PUBLISHED: 16:30 08 May 2020
The Second World War in Europe lasted from September 1, 1939 to May 8, 1945 when Germany signed the unconditional surrender.
After six long years of death, misery, strain and rationing there was an explosion of children’s street parties which was no surprise.
There were at least 120 held in Ilford and 48 in Wanstead and Woodford.
On the same day along Ilford High Road outside the Town Hall, which was strung with bunting, the mayor, Cllr Beatrice Harding, proclaimed the end of the war.
Sadly, Ilford suffered the greatest number of devastating hits from air raids, and particularly V1s and V2s.
At least 538 who served in the armed forces were killed but a higher number, 552, were killed in and around Ilford.
The home front could be as dangerous as any front line and now it was all over – thank god many thought and now it was time to let off a bit of steam.
In the evening of VE Day there was literally dancing in the streets as Meads Road, Ilford was closed off, floodlights lit the street – after years of the nightly blackout – as the White Lyrics dance band struck up popular dance tunes.

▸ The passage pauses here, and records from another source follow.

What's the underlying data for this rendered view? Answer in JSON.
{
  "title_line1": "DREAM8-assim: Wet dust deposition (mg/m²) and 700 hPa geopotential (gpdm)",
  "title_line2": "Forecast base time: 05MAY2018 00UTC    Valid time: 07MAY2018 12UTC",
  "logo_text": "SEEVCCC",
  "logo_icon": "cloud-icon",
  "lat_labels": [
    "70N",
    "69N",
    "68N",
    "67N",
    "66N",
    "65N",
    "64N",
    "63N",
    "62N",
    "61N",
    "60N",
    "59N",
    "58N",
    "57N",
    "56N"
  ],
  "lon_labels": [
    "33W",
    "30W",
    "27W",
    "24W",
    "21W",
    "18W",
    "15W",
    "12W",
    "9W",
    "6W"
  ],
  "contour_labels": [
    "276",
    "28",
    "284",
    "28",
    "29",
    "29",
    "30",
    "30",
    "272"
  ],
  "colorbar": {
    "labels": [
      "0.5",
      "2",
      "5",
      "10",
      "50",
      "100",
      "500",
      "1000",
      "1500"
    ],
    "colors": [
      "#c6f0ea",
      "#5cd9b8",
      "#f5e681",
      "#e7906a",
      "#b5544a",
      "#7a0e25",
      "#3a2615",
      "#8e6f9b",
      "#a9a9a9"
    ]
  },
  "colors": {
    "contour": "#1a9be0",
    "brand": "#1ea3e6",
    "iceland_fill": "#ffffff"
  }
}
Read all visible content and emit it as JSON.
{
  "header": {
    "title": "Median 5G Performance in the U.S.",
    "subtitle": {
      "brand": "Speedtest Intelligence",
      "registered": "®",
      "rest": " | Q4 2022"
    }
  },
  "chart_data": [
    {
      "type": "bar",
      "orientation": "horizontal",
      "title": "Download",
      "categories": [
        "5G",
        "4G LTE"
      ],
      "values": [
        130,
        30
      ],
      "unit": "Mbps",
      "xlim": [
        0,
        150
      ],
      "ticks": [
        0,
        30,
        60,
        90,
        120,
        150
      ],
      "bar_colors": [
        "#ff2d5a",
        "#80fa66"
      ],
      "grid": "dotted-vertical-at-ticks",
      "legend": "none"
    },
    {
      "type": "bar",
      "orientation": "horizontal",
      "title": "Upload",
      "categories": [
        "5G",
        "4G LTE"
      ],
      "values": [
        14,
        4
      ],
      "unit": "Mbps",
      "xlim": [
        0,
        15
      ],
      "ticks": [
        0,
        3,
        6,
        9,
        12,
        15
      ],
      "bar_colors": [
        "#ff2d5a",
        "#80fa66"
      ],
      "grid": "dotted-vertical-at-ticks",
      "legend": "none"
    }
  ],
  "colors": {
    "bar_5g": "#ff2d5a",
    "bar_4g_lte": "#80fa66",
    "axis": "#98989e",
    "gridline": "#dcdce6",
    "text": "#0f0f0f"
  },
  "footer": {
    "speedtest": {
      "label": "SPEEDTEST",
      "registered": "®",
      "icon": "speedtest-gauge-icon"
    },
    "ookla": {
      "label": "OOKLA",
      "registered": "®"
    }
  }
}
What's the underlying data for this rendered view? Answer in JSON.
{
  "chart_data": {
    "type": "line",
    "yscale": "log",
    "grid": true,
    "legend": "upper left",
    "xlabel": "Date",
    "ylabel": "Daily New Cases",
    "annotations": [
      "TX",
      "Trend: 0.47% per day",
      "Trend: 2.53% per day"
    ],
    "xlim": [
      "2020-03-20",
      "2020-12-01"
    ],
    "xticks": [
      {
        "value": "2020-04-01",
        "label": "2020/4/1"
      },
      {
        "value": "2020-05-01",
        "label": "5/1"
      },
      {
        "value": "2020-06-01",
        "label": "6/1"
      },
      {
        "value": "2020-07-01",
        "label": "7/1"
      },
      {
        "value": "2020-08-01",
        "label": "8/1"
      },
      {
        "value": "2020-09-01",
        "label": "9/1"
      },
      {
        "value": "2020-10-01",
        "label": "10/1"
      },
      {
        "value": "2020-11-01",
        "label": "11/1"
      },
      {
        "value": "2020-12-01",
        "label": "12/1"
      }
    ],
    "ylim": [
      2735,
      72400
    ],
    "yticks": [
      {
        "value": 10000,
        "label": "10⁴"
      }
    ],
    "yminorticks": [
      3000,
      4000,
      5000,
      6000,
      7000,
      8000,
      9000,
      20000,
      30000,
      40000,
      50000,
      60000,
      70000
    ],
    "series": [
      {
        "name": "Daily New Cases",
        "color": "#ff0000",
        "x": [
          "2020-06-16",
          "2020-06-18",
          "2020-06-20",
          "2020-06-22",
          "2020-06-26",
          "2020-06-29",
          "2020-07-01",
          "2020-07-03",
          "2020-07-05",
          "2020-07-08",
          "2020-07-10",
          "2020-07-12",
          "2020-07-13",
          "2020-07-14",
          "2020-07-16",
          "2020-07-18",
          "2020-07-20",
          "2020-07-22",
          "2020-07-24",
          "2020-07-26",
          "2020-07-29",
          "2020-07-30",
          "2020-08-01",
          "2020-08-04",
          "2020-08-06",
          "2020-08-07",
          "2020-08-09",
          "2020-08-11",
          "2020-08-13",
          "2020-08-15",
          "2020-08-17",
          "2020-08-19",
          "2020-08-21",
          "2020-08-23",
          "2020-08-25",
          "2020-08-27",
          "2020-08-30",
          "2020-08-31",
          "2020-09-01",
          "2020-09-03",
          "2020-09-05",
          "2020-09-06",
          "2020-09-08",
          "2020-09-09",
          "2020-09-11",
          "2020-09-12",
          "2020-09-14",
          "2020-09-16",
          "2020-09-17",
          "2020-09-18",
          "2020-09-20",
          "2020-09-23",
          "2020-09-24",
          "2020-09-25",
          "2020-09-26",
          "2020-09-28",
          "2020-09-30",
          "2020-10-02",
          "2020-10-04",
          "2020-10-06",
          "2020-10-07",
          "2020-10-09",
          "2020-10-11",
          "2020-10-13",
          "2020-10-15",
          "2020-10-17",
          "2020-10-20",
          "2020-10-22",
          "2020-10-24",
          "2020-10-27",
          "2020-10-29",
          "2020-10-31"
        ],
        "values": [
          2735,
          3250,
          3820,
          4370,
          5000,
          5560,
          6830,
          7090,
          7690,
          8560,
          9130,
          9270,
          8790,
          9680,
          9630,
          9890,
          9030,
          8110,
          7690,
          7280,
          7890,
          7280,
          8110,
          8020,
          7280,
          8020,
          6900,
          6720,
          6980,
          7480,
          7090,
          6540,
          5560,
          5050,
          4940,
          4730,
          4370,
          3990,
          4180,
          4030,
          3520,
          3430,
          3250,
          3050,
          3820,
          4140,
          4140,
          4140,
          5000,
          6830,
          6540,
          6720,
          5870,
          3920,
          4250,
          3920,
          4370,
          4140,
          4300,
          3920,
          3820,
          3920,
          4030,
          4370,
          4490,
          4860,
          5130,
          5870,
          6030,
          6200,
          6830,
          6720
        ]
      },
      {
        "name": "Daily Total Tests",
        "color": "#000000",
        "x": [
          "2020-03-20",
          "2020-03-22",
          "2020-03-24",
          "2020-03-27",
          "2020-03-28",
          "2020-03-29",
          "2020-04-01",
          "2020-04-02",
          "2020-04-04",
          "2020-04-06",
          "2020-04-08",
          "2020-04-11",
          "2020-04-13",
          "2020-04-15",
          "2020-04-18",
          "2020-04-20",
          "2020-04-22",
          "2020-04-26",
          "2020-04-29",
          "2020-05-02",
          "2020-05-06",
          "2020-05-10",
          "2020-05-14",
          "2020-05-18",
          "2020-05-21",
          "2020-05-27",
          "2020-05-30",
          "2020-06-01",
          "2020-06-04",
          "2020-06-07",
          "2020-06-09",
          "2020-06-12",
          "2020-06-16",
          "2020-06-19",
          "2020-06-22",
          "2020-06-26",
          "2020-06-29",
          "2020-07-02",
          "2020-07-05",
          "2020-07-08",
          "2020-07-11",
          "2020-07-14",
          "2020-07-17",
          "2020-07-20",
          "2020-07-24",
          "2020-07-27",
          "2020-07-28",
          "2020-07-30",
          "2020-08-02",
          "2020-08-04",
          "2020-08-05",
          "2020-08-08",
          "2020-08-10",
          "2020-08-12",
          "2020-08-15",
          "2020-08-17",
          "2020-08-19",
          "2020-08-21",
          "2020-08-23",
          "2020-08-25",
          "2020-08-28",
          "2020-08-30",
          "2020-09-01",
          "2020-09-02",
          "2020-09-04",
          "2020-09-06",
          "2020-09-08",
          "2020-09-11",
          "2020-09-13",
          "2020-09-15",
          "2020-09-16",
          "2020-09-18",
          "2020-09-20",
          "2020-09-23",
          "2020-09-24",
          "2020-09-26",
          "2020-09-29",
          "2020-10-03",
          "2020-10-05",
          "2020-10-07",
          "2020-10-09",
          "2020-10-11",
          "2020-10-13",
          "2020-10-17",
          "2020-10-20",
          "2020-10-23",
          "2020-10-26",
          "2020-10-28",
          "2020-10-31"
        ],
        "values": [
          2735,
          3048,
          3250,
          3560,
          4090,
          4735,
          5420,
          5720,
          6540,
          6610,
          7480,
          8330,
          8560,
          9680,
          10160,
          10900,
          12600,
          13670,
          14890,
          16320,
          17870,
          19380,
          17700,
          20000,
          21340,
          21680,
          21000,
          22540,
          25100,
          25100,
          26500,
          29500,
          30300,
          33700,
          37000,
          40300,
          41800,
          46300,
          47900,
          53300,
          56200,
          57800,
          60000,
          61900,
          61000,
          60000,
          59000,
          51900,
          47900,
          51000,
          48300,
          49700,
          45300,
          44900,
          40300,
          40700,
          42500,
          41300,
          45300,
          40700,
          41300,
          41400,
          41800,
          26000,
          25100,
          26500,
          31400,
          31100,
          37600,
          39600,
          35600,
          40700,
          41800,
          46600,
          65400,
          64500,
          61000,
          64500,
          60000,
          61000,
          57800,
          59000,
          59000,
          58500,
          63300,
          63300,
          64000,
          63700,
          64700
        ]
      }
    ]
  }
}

Queues formed outside bakers as housewives used their ration books, coupons and money to purchase extra supplies of bread (which wasn’t rationed) to make sandwiches and all sorts of cakes, though sugar was rationed.
On May 10, in Danehurst Gardens there was a large spread of bread, butter and jam, sandwiches, a victory cake, fruit salad, jellies, milk, tea and orangeade.
There were bonfires and bands in Clayhall Park and Goodmayes, concerts and a fun fair in Valentines Park.
Many churches laid on thanksgiving services and the bells rang out in celebration.
The Town Hall was brilliantly lit up at night and the police struggled with crowds who danced with joy in the High Road blocking the traffic.
It was a heady time of beer, wine and tears for some adults who had made it through, while for the kids there was the rare treat of jelly and ice cream.